Re: Sharing the kids?
my sons are 11 and 8. they have only just had their birthdays. so my youngest is not that far from yours.
of course my children wanted us to stay together.
but the information we gave straight away was, that mum and dad were not happy with eachother.
we asked them in a relaxed atmosphere if they wanted mum and dad to be happy. they answered yes.
so we said for the moment this was best that we should not be together.
the first couple of weeks , well we were all adjusting and after that we fell into place. but then we did not row, this made the atmosphere calmer for our children and my sanity.
mon hubby would call over after work (after 5)to speak to them .
read a story and play.
tue at 6pm, he would collect the children to take them to football.
wednesday, children with me and day of for hubby.
but i did not stop them calling eachother.
thur 6pm, hubby would pick them up . children on this day go to a local club and hubby would take them and pick them up and bring them home at 8.30. as they had club at separate times. they each had their own time with dad. so youngest was 6-7pm and oldest child went 7 til 8.30.
friday - we alternated each week. incase either of us wanted to go out.
saturday - hubby would collect boys from 10 am for football and bring them back by 1pm. hubby would have his own time after that.
if i went out on a saturday he would come back to look after the boys.

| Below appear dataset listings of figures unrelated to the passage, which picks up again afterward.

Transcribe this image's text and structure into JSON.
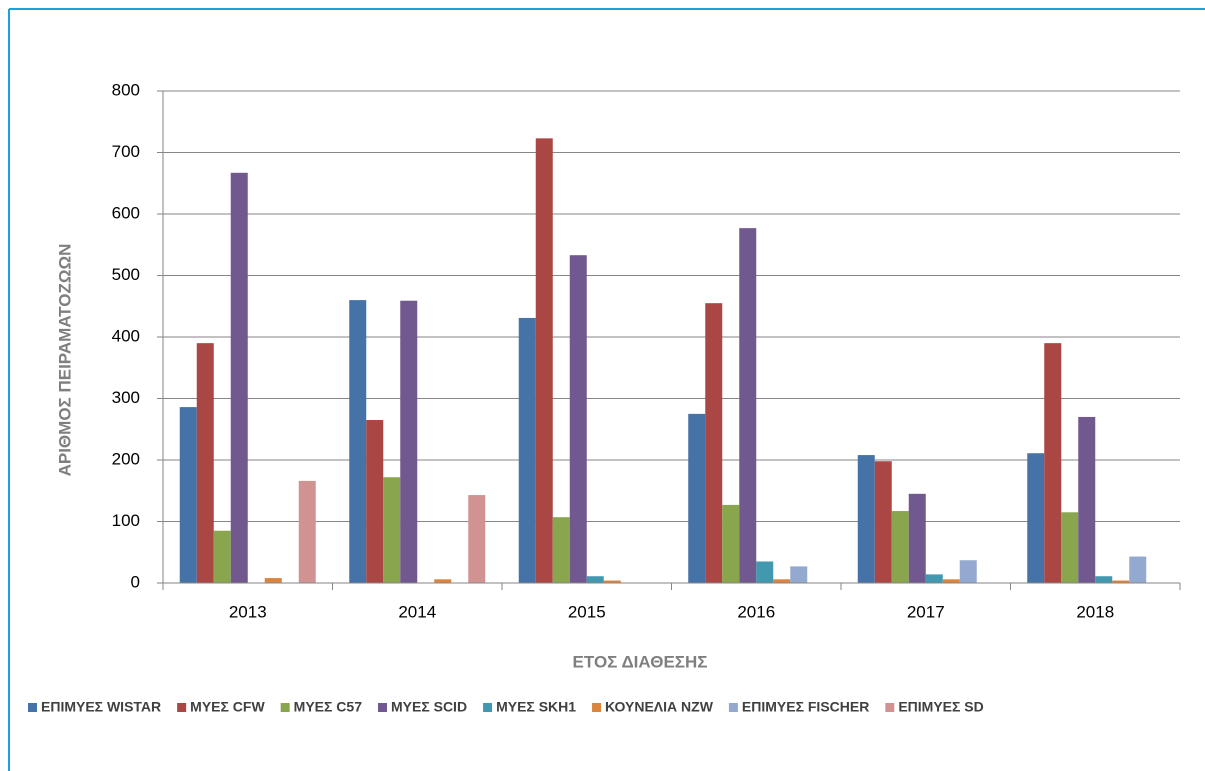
{
  "chart_data": {
    "type": "bar",
    "x_label": "ΕΤΟΣ ΔΙΑΘΕΣΗΣ",
    "y_label": "ΑΡΙΘΜΟΣ ΠΕΙΡΑΜΑΤΟΖΩΩΝ",
    "categories": [
      "2013",
      "2014",
      "2015",
      "2016",
      "2017",
      "2018"
    ],
    "series": [
      {
        "name": "ΕΠΙΜΥΕΣ WISTAR",
        "color": "#4572a7",
        "values": [
          286,
          460,
          431,
          275,
          208,
          211
        ]
      },
      {
        "name": "ΜΥΕΣ CFW",
        "color": "#aa4643",
        "values": [
          390,
          265,
          723,
          455,
          198,
          390
        ]
      },
      {
        "name": "ΜΥΕΣ C57",
        "color": "#89a54e",
        "values": [
          85,
          172,
          107,
          127,
          117,
          115
        ]
      },
      {
        "name": "ΜΥΕΣ SCID",
        "color": "#71588f",
        "values": [
          667,
          459,
          533,
          577,
          145,
          270
        ]
      },
      {
        "name": "ΜΥΕΣ SKH1",
        "color": "#4198af",
        "values": [
          0,
          0,
          11,
          35,
          14,
          11
        ]
      },
      {
        "name": "ΚΟΥΝΕΛΙΑ NZW",
        "color": "#db843d",
        "values": [
          8,
          6,
          4,
          6,
          6,
          4
        ]
      },
      {
        "name": "ΕΠΙΜΥΕΣ FISCHER",
        "color": "#93a9cf",
        "values": [
          0,
          0,
          0,
          27,
          37,
          43
        ]
      },
      {
        "name": "ΕΠΙΜΥΕΣ SD",
        "color": "#d19392",
        "values": [
          166,
          143,
          0,
          0,
          0,
          0
        ]
      }
    ],
    "ylim": [
      0,
      800
    ],
    "yticks": [
      0,
      100,
      200,
      300,
      400,
      500,
      600,
      700,
      800
    ],
    "grid": true,
    "legend": "bottom"
  }
}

he would then sleep on the settee.
sunday - if it was a good day, we would take the boys out. we did this to help our sons adjust , and realise that mum and dad would always be there for them. not ever sunday. but if weather awful - we would stay in and play games. hubby and i would only go out for about an hr and he would prob stay for 2 hr if we had bad weather.
i promise you , this ws the routine that our children suggested and it worked for them.
my hubby and i have split up a few times over the yrs.
b 4 we never told them, kept it from them.
and they reacted differently because they did not understand. they were upset alot.
but they were not even half as upset and this ws the worst issue for which we split over.
ok its trial and error with most things we do, until we find the correct way that suits our needs.